I sat down on the ground in front of the doghouse. “Okay, Adam. Get her to come out.”
He whined at her again and ended with something as close to a bark as werewolves get. She crawled out of the doghouse, and I found myself whining in sympathy.
She wasn’t ever going to win any dog shows, wouldn’t have even before someone had hit her hard enough to blind her on one side. She was a mutt. The German shepherd was pretty obvious in the shape of her head, but there was something else that gave her a heavier body. Malamute maybe. Maybe even some wolf.
She carried her head canted because of the blind eye, trying to see out of one eye and get the information she’d gotten out of both. Her tail was down, not quite tucked, and she uttered little anxious growls until she saw me.
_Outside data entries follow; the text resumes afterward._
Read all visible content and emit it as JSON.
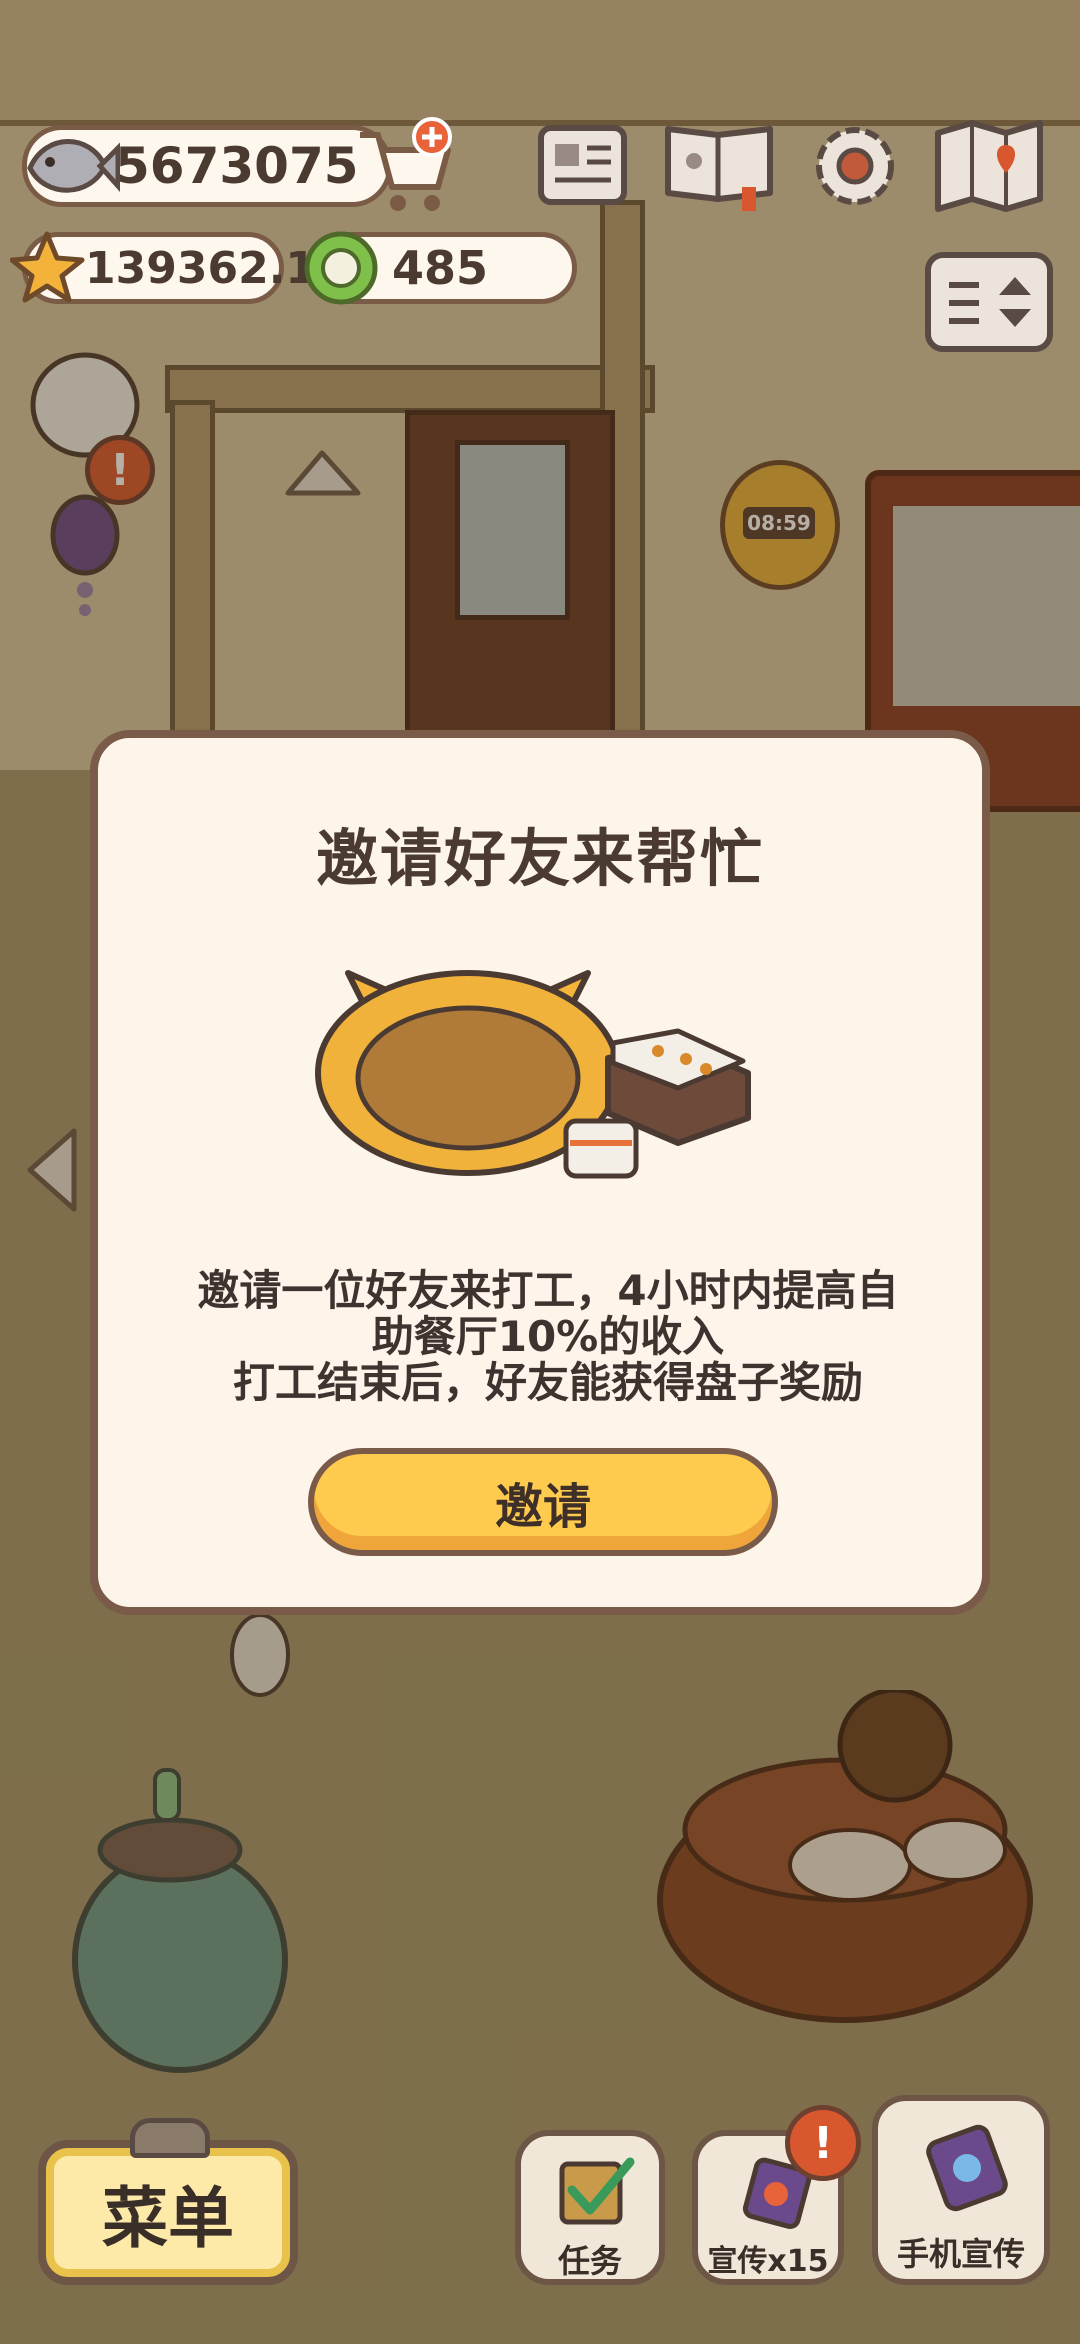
{
  "currency": {
    "fish": "5673075",
    "stars": "139362.1",
    "plates": "485"
  },
  "dialog": {
    "title": "邀请好友来帮忙",
    "body_line1": "邀请一位好友来打工，4小时内提高自",
    "body_line2": "助餐厅10%的收入",
    "body_line3": "打工结束后，好友能获得盘子奖励",
    "invite_label": "邀请"
  },
  "scene": {
    "timer": "08:59"
  },
  "bottom_bar": {
    "menu_label": "菜单",
    "tasks_label": "任务",
    "promo_label": "宣传x15",
    "phone_promo_label": "手机宣传",
    "badge": "!"
  },
  "colors": {
    "accent_yellow": "#fecb4f",
    "outline_brown": "#7a5a48",
    "alert_red": "#d9572e"
  }
}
Then she barked and drew her lips back from her teeth.
I stayed where I was.
I could see when her nose first cued her in that there was something odd about me. She froze, the snarls dying in her throat. That’s when Adam moved in and touched her nose with his.
It wasn’t anything a real wolf or a human could have done. He used pack magic and let her feel the weight of his authority and the protection he represented. She leaned against him and sighed.
I stood up, slipped the collar on her and the lead, and she gave me no trouble, though she tried not to look at me more than she had to. Adam stayed with her. I looked at Gary, then down at Lucia, and he nodded, took her arm, and helped her to her feet.
We left the dogs’ bodies because we did not have time to bury them, though it felt to me as though we should have done something. But in times of war, the care of the dead is outweighed by the need for survival.
I opened the back door of the SUV, and Adam jumped in, followed by the dog. I released her leash as soon as she was in but watched to make sure it didn’t snag anywhere until she settled. Adam hopped over the seat and lay down in the luggage compartment. The battered dog followed him and curled up on the opposite side of the SUV. She put her head down with a sigh, and I shut the door.
Gary had taken Lucia to her car. He held out his hand, and she put her keys in it with the same sort of sigh of surrender that Cookie had given.
He looked at me. “We’ll follow you.”
Because Lucia was occupied opening the door, I mouthed Do you have a license? at him.
He just gave me a wink and a sly smile and got behind the wheel of Lucia’s car.
9
Honey’s house was farther out than Adam’s and mine. It was maybe a little bit bigger.
There is something to the cliché that the older immortal creatures are wealthy. Not always, certainly. Warren was almost two hundred years old, and when I met him he was working at a Stop and Rob without two thin dimes to rub together. I didn’t know how old Honey was—we’d never been that friendly—but Peter had had at least a couple of centuries, maybe more, and he’d accumulated real wealth. He’d worked as a plumber for the past twenty or thirty years, and that hadn’t hurt anything, either.